Doctor of Philosophy (PhD)

Department

Rhetorics, Communication, and Information Design

Committee Chair/Advisor

Dr. Michelle Smith

Committee Member

Dr. Charlotte Hogg

Committee Member

Dr. Caroline Dunn

Committee Member

Dr. Jordan Frith

Abstract

Submissive Daughters, Empowered Daughters: Conduct Rhetoric and Evangelical Women’s Authority explores how evangelical women rhetors navigate and rework patriarchal religious expectations through what I term conduct rhetoric. Building on the tradition of conduct literature, this project broadens the genre to include multimodal platforms—literature, radio/podcasts, television, and social media—used to instruct women in evangelical norms.
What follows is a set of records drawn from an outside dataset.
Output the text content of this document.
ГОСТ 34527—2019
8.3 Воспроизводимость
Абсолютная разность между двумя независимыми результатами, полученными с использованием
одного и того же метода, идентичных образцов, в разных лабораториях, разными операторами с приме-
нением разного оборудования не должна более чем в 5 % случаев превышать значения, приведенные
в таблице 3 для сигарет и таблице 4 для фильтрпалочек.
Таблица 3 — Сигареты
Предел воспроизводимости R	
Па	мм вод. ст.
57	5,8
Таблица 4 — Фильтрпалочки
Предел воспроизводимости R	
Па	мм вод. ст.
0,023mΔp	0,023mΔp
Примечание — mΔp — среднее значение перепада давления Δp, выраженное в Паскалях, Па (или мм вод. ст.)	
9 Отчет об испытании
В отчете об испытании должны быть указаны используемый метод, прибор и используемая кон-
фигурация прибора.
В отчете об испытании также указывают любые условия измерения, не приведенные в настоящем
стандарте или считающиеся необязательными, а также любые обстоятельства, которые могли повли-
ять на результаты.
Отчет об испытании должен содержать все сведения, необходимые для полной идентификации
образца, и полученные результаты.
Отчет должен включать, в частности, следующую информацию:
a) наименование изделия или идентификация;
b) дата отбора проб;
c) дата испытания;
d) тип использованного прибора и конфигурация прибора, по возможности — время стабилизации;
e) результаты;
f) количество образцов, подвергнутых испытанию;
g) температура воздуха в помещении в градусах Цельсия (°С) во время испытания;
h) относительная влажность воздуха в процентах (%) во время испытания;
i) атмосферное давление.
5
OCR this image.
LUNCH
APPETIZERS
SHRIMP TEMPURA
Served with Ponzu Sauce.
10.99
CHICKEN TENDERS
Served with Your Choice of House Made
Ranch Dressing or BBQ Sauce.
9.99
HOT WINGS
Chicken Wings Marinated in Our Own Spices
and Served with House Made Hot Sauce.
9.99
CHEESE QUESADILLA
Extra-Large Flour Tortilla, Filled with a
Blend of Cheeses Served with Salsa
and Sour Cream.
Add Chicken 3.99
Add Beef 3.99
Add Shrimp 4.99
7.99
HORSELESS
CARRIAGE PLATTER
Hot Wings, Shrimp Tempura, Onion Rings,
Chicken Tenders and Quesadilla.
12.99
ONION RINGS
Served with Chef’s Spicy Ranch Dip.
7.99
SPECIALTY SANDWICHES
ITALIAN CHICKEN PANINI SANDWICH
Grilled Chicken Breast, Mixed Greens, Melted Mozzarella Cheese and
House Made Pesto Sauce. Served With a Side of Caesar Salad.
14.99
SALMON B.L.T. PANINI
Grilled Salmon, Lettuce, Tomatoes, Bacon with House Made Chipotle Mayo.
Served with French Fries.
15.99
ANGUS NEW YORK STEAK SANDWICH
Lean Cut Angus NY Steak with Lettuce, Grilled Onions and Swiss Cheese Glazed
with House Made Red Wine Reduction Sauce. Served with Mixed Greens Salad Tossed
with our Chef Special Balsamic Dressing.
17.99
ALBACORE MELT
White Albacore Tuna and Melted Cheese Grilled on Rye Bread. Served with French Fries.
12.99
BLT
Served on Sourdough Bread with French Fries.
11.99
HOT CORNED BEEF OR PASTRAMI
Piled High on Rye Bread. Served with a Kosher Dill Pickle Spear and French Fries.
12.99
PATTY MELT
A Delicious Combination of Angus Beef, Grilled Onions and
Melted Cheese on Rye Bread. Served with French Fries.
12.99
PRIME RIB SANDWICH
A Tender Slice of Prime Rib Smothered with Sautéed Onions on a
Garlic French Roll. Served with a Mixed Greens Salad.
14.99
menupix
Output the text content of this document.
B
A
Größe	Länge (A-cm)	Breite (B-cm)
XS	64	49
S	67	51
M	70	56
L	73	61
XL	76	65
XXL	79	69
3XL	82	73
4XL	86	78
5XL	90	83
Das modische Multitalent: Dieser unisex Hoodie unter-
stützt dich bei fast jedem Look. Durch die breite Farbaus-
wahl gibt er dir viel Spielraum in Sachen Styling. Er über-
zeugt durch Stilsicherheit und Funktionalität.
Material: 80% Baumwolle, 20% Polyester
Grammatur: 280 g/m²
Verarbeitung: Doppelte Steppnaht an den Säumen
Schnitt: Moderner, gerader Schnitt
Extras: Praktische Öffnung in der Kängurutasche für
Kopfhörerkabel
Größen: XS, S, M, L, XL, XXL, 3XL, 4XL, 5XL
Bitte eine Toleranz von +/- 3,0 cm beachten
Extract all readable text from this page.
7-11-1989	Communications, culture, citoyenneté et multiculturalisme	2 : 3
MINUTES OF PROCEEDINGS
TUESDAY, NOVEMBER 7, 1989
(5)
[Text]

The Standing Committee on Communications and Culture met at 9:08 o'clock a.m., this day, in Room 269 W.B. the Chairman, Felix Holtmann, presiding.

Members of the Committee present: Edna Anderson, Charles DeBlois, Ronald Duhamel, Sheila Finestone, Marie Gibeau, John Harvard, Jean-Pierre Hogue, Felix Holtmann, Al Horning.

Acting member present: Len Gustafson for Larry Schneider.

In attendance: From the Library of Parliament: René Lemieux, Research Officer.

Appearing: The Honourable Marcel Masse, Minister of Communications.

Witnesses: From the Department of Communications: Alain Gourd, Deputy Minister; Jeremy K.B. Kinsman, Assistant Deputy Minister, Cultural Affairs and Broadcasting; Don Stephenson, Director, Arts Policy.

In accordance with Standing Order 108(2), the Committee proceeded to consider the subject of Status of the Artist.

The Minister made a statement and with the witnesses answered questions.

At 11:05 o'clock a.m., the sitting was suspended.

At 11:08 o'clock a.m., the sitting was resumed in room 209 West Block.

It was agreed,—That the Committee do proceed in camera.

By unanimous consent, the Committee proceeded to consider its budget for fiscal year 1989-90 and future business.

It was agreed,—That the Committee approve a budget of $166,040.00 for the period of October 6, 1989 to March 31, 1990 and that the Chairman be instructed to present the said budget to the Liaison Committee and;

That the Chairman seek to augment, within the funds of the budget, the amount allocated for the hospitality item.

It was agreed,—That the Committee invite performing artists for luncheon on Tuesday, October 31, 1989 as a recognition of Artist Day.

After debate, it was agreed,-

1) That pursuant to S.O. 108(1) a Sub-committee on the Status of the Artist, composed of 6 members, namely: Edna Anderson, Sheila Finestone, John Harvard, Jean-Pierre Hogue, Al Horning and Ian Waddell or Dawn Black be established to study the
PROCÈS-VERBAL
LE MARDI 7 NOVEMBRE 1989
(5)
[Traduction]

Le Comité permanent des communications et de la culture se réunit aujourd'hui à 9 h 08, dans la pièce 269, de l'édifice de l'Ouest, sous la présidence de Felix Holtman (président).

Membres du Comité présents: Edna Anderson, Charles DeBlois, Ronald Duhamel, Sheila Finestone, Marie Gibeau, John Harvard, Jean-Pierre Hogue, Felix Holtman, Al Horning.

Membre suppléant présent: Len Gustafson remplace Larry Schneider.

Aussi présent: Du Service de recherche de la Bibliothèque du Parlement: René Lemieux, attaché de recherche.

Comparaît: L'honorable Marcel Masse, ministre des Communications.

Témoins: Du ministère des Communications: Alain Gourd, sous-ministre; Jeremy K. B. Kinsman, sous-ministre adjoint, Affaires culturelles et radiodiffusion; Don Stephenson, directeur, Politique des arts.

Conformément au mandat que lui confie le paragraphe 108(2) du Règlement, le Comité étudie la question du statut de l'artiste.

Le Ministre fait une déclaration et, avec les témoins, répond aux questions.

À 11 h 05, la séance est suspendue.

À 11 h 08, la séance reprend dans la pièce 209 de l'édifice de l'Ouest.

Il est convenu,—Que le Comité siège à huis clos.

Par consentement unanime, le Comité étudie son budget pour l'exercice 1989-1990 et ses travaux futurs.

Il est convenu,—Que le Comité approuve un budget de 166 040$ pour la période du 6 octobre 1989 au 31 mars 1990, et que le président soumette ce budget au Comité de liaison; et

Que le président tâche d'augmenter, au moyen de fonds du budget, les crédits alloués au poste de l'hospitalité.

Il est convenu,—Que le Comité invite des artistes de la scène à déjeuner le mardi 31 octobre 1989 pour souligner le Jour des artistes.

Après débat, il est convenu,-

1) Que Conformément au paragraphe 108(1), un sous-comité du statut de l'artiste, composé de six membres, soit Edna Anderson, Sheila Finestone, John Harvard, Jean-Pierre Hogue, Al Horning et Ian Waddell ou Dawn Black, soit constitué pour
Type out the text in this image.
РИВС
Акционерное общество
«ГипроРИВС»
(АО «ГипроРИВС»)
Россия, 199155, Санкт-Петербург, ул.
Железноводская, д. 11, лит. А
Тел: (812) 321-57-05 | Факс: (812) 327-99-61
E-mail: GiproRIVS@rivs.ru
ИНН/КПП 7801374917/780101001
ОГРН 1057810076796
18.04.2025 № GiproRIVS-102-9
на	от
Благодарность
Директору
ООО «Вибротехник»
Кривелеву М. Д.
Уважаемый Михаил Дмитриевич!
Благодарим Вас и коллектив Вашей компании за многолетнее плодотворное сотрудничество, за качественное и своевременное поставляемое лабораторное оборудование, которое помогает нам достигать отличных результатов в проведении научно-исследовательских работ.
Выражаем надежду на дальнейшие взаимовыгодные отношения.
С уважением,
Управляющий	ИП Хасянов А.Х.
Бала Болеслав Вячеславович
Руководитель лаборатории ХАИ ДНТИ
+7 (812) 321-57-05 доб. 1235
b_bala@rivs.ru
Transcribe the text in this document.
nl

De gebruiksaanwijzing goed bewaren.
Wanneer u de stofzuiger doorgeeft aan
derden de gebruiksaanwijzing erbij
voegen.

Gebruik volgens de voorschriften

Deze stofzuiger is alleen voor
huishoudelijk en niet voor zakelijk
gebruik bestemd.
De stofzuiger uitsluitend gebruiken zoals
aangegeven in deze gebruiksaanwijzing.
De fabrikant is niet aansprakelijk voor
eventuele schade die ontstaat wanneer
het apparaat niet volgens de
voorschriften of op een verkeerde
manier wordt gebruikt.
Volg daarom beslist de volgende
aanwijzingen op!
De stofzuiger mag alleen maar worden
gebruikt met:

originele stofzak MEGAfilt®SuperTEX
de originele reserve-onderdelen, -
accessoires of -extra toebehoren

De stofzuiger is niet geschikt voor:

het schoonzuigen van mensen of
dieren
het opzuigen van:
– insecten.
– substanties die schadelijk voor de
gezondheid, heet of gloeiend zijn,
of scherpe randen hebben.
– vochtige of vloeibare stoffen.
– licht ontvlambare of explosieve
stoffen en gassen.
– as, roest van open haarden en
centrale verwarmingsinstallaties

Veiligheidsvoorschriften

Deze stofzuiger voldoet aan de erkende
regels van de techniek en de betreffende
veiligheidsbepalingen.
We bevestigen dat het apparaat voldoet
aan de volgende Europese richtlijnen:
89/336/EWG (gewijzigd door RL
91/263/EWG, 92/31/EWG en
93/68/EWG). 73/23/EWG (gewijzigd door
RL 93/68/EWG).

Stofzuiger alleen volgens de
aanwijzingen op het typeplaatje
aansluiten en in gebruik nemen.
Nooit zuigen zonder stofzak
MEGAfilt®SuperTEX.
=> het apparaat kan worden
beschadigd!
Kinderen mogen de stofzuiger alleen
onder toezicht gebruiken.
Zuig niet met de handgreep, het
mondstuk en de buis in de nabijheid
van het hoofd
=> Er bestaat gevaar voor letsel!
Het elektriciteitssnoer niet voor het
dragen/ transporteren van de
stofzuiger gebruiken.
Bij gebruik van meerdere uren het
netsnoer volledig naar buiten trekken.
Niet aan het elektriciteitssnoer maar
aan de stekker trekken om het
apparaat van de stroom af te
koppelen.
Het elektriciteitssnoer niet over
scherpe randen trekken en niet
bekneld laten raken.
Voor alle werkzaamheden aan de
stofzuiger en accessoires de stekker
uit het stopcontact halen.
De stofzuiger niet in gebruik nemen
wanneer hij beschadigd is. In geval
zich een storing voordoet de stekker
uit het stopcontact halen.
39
Rather than passively accepting patriarchal constraints, evangelical women rhetors strategically adopt and reframe these constraints to construct rhetorical authority. Central to this study are two terms: affected piety and performative dissonance. Affected piety describes how women rhetorically present submission as the grounds for their authority, while performative dissonance captures the tension between their public endorsement of restrictive gender roles and their personal transgressions of them. Using these concepts, I demonstrate how evangelical women make space for their voices within traditions that ostensibly limit them.